Según Maslow todos nacemos con un potencial ilimitado para autodesarrollarnos. Carl Rogers también afirma que en toda persona hay una tendencia natural e innata a la actualización de su potencial. Y sin embargo son muy pocas las personas que logran realizarse plenamente. La razón según Maslow está en que no sólo tememos lo peor de nosotros (la sombra que diría Carl Jung) sino también lo mejor, nuestras máximas posibilidades y explendor (la luz).
Quizás vivir en la luz, brillar, tiene sus riesgos en una sociedad que tiende a la homogenización. Brillar supone destacar, diferenciarse, salirse de los moldes, traspasar las convenciones. Quizás hemos sido educados para encajar y no para vivir fuera de la caja, y hemos asumido la creencia que salirse del redil tiene consecuencias, y esas consecuencias son el rechazo del grupo y del entorno, y el castigo la soledad, la incomprensión, la desvinculación.
Me viene a la memoria una frase de Pedro Ruiz en una entrevista en la Televisión «El precio que hay que pagar por la independencia y la libertad es la soledad«. Y este es un precio muy alto que no todo el mundo está dispuesto a pagar.

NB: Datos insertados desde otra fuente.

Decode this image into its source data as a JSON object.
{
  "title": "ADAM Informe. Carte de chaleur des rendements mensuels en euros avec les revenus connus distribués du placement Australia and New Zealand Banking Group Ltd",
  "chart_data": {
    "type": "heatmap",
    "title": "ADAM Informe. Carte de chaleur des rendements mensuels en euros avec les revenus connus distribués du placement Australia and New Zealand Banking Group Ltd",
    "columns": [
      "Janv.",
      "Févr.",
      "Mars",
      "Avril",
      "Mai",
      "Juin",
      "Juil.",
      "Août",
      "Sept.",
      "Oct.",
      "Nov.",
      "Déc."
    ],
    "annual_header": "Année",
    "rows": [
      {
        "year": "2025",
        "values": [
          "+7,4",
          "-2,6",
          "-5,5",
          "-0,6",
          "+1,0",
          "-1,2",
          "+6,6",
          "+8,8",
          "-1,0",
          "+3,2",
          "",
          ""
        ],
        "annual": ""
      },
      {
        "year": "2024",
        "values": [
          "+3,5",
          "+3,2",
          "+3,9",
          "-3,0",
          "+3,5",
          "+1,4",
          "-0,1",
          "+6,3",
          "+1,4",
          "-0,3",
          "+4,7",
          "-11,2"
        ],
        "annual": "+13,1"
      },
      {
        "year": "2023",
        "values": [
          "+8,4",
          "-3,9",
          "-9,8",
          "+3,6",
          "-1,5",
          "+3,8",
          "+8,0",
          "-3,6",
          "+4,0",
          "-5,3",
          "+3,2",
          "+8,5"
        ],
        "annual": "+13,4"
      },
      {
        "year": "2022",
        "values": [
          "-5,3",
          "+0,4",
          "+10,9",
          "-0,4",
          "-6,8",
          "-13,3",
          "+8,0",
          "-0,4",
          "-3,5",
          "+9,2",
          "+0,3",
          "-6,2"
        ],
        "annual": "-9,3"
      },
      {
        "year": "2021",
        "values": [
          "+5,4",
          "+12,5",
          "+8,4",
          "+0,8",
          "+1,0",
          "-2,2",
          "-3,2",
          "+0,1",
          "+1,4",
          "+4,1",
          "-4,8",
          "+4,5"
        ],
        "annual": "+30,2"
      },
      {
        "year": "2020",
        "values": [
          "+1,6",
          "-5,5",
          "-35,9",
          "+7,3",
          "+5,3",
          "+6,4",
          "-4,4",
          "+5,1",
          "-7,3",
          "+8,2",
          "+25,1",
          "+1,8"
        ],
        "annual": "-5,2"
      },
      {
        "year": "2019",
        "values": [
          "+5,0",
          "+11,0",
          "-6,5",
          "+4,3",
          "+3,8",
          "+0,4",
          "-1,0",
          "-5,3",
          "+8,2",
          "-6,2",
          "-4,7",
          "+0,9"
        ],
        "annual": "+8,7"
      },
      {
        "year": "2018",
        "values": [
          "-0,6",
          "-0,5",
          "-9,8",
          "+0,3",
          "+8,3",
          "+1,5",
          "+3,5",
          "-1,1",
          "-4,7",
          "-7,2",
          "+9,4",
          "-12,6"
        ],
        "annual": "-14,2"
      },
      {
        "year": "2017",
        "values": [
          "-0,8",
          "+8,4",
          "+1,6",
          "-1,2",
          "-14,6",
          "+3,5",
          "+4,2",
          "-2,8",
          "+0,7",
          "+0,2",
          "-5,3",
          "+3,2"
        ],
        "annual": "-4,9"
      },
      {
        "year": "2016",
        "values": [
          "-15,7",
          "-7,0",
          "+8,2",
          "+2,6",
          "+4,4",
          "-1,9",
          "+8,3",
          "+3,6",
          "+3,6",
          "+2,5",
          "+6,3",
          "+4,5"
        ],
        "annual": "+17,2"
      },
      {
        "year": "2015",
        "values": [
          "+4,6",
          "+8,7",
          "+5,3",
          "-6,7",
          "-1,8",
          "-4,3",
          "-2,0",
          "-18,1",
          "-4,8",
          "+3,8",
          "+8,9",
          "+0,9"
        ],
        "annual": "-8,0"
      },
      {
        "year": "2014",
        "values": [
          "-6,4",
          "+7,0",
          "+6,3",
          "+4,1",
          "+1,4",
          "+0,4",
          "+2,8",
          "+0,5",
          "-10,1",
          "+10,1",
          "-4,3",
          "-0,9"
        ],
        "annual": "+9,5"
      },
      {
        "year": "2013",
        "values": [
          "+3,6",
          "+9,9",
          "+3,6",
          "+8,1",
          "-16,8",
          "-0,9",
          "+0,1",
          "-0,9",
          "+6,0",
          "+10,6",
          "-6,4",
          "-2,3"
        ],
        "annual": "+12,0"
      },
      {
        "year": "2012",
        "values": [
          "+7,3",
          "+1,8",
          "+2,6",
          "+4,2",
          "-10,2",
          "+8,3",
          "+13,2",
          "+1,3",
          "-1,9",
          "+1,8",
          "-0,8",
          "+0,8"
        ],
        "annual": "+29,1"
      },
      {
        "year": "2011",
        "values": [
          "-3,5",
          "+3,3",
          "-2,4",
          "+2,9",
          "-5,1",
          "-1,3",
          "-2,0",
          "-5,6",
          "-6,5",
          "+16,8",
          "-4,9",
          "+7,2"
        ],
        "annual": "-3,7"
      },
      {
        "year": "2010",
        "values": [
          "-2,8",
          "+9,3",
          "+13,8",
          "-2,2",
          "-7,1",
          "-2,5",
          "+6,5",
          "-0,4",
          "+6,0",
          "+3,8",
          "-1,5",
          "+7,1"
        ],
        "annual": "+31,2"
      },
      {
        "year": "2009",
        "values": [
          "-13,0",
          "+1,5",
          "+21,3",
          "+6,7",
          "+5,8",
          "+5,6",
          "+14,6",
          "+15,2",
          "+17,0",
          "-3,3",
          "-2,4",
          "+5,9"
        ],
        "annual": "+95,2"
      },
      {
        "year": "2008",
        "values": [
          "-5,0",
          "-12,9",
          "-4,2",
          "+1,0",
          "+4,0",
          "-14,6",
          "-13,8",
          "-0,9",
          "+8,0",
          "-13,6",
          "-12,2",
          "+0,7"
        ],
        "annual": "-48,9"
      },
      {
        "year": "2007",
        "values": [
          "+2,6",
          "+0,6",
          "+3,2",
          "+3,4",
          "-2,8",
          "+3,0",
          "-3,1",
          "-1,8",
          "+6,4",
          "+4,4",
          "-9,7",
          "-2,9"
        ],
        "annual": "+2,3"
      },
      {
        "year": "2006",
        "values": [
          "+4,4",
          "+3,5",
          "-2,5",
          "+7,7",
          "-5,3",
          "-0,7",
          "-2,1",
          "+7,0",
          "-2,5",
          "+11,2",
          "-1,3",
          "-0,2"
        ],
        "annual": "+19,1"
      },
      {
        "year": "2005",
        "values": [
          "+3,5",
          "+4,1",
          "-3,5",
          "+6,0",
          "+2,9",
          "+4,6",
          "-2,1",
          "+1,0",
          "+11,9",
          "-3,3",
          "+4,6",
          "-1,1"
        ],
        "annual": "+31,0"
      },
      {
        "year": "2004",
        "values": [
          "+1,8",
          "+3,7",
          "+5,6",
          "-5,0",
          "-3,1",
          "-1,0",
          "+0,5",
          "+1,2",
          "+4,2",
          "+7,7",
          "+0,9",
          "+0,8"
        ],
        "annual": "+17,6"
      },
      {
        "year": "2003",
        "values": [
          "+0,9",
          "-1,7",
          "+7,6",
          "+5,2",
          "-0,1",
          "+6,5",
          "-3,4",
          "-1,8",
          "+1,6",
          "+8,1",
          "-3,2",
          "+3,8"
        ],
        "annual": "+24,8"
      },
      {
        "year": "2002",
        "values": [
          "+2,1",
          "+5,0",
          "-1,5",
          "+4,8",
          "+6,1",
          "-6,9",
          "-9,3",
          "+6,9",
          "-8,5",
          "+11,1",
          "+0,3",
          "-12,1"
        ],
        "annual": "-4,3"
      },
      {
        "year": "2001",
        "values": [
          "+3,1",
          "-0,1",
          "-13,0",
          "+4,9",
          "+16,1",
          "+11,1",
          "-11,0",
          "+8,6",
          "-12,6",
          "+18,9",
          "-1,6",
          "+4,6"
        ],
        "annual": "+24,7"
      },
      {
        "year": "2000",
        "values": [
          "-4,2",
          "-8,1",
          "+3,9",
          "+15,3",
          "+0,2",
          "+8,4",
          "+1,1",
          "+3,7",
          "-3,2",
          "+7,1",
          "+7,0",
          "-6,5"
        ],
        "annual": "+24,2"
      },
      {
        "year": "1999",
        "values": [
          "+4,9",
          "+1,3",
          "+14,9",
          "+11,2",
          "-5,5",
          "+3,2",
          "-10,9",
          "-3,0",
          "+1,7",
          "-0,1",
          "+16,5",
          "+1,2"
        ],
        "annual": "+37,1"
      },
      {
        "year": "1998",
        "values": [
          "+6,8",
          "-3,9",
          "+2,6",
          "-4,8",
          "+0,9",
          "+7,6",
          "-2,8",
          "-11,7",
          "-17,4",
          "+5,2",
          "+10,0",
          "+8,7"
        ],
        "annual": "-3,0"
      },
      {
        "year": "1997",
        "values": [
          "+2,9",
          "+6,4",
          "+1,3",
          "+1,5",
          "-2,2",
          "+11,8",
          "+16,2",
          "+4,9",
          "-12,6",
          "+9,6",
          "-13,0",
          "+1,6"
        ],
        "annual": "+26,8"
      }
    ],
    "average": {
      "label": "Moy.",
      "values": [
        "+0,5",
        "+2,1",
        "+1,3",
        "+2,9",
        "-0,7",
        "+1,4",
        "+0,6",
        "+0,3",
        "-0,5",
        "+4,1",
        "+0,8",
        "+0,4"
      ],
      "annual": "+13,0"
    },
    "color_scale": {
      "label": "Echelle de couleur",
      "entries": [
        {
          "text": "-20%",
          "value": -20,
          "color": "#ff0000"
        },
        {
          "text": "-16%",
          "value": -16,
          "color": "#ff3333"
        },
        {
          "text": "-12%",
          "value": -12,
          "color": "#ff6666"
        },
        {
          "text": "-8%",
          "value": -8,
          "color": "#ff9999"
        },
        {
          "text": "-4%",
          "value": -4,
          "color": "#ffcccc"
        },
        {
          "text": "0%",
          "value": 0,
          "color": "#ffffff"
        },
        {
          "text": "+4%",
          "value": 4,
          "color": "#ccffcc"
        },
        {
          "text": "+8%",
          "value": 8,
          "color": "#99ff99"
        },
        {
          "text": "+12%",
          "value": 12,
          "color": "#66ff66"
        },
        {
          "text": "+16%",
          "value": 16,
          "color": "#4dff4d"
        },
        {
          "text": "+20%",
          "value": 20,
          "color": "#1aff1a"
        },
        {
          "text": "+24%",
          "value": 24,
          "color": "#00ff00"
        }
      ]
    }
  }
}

Y así vamos pasando los años de nuestra existencia, sin darnos cuenta de que nos ha tragado la ballena, como a Jonás.
El problema está en que la ballena no calma nuestros deseos insatisfechos de ser lo que soñamos, lo que deseamos, lo que sabemos que podemos ser. Las pasiones podrán reprimirse pero no se eliminan, los sueños se aparcan pero no se olvidan, y todo eso late con fuerza en nuestro interior, una fuerza contenida que se enfurece y se transforma en baja autoestima, poca asertividad, frustración, envidia, manifestaciones todas de un ego insatisfecho, atormentado e inseguro.
El ego inseguro no sabe apreciar la grandeza, y por eso ante su presencia surge la sensación de su menor valía. Y lejos de tomar consciencia de lo que realmente pasa, responsabilizamos a la grandeza de la otra persona de hacernos sentir inferiores. La insatisfacción por no mostrar nuestra grandeza nos lleva a impedir la grandeza de los demás, nos hace egoistas y nos conduce malgastar nuestra energía en envidiar, en criticar, en juzgar, en reprochar, en limitar la grandeza que está pidiendo salir a nuestro alrededor.
Jugar a ser pequeños no es bueno para el mundo, vivir siendo grandes es un gran acto de generosidad pues supone dar a los demás lo mejor de nosotros mismos. Y como dice Marianne Wiliamson en su libro Volver al amor, «cuando dejamos lucir nuestra propia luz, inconscientemente damos permiso a otras personas para hacer lo mismo. Y al liberarnos de nuestro miedo, nuestra presencia automáticamente libera a los demás.»
Nuestra grandeza nos hace humildes, y ayuda a otros a ser más grandes. En los últimos años he podido vivir esto de una forma continua, en los procesos de mentoring y coaching con mis clientes. Nunca he recibido tanta gratitud, y eso solo puede ser el resultado de la generosidad de darme por completo para ayudar a otros a explorar su grandeza, y encontrársela de frente para volver a abrazarla.
Siempre he tenido la firme convicción de saber ver en los demás su potencial y su grandeza, no sé si será porque me enseñaron a apreciar y a amar la mía, o porque esa es mi misión en la vida. Lo que si sé es que, hace ya algún tiempo, tome la firme decisión de no poner límites a explorar mi grandeza con todas sus consecuencias. La luz y el brillo en los ojos de otros cuando descubren la suya es un regalo demasiado grande para disuadirme de volver a la ballena.